Applying heat to ice (ie solid water) increases the energy, but the constituents of ice are just water molecules which are not going to react with anything until the temperature becomes extreme. The energy is in the form of vibration of the molecules, and at sufficient energy (ie temperature) the bonds which hold the water molecules together as a solid are broken, and the water becomes liquid and then gas as the temperature is increased further. In a kitchen this is "defrosting", and in a laboratory it is a phase change from the solid form to the liquid form of water in accordance with thermodynamics.
 
Why water expands when it freezes is far more interesting.

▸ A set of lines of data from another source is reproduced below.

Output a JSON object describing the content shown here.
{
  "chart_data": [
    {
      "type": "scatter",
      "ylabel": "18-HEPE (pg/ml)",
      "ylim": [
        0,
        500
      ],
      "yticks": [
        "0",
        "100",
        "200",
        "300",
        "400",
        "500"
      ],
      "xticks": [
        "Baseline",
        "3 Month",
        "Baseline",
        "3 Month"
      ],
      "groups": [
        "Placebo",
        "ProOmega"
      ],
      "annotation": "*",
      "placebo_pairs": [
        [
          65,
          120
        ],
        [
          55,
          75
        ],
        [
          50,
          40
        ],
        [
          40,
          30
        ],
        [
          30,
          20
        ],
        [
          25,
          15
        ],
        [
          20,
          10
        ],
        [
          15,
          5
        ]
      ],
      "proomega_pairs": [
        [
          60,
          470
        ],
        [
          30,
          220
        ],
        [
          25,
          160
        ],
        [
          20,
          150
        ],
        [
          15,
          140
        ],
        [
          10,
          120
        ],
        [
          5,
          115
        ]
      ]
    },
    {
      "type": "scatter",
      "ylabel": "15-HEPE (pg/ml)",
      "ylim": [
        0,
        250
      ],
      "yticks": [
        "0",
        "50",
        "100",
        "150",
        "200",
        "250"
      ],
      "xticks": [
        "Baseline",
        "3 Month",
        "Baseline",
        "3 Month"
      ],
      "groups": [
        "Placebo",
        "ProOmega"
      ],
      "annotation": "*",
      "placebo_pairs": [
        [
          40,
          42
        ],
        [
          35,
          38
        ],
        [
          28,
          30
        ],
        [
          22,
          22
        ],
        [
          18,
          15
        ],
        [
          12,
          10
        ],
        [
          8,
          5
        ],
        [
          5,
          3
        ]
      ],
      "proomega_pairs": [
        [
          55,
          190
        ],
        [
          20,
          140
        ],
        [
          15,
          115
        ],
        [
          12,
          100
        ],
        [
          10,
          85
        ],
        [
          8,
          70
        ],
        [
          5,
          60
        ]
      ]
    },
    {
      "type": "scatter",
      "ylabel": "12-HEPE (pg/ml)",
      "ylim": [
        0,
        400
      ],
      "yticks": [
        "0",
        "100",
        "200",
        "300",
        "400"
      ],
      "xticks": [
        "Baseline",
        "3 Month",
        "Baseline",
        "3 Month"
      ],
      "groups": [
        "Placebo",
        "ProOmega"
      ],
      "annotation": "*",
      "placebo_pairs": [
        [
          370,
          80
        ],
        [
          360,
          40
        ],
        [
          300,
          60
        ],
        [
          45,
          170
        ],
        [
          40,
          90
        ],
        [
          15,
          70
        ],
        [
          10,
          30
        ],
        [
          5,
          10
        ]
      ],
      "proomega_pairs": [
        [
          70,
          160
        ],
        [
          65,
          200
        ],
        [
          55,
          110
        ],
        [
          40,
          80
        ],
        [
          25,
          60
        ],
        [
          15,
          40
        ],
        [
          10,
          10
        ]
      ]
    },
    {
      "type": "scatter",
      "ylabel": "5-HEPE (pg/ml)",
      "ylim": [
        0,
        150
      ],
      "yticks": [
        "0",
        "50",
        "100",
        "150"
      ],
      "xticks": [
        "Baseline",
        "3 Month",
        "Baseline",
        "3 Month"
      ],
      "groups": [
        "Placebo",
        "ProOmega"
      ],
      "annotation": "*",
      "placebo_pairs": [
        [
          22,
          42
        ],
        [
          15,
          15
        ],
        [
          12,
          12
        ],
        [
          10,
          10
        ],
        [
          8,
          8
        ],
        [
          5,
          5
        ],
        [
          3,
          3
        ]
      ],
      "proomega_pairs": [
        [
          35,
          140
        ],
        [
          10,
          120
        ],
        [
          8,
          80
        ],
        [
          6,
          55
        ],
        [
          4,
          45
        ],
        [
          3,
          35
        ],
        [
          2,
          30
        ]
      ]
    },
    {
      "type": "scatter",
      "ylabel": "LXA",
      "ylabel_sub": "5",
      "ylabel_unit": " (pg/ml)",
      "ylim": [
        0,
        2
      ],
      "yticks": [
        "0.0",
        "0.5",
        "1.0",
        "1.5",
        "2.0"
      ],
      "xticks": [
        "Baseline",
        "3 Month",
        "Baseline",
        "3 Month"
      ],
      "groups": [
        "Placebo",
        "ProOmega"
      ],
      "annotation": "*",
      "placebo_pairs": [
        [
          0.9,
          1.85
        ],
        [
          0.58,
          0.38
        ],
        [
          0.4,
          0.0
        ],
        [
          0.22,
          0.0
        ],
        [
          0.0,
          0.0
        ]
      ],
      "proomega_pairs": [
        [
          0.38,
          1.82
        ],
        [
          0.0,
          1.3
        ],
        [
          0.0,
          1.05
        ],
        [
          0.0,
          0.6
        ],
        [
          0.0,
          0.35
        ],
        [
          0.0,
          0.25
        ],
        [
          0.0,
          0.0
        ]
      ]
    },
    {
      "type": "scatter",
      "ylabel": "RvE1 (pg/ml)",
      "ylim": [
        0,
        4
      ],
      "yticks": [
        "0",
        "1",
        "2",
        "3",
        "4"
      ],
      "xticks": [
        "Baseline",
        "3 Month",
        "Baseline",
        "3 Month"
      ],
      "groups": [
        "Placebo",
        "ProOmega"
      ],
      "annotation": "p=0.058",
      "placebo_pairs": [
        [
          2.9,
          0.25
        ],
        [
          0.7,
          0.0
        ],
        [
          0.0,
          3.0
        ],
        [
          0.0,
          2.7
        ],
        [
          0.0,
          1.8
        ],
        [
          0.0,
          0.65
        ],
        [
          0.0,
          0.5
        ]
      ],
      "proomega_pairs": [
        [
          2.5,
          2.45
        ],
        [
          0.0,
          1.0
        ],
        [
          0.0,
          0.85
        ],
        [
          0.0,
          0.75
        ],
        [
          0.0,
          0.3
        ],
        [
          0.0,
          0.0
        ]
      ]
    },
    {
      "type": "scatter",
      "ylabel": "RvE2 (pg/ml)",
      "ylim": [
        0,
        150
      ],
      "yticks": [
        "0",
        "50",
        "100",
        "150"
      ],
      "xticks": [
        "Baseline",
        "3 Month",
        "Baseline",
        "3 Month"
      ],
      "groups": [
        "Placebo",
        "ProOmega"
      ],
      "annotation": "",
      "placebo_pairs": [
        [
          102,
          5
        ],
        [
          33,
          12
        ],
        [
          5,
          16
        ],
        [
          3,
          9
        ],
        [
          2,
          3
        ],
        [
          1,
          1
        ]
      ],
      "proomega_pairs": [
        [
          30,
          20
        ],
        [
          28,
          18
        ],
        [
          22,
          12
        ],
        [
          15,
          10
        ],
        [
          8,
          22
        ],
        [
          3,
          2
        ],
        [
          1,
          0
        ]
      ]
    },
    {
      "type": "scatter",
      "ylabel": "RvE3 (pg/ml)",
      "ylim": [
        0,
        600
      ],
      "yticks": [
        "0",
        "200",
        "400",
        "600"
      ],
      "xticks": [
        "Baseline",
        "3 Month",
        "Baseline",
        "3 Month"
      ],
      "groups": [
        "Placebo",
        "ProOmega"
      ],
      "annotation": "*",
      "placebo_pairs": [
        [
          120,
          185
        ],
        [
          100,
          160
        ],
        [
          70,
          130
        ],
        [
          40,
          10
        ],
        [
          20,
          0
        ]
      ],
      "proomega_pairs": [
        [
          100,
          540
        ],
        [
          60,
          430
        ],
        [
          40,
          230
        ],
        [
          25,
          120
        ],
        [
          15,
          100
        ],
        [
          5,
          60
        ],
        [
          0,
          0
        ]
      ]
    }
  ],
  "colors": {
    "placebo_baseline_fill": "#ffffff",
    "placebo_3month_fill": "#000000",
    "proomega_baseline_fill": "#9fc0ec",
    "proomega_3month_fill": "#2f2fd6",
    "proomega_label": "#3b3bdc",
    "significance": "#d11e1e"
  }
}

And why, in a fuzzy sort of way, a Helium atom is half the size of a Hydrogen atom, when "common sense" tells us it should be twice the size.
 
Why water expands when it freezes is far more interesting.
But luckily, it does when cooled below about 4deg C.
@BH. You forgot to mention the latent heat of fusion and vaporisation. Does water become a gas, or is it a vapour?
 
I'm curious why the question never got more of an answer in the first place, and why the OP posted it - but he hasn't been on the forum for over a year either.
 
Thread ageist!:disagree:

Sort of ... but you still didn't answer the question
pokefun.gif


- but he hasn't been on the forum for over a year either.

Probably gave up waiting for an answer ...
 
If you put eggs in a pan of water what does it need to move heat from the water to the eggs so you can do both at the same time?
 
What, you mean turn the water into ice at the same time as cook the eggs? You could do it with a heat pump, but it would have to be a different body of water and not the water the eggs were cooking in.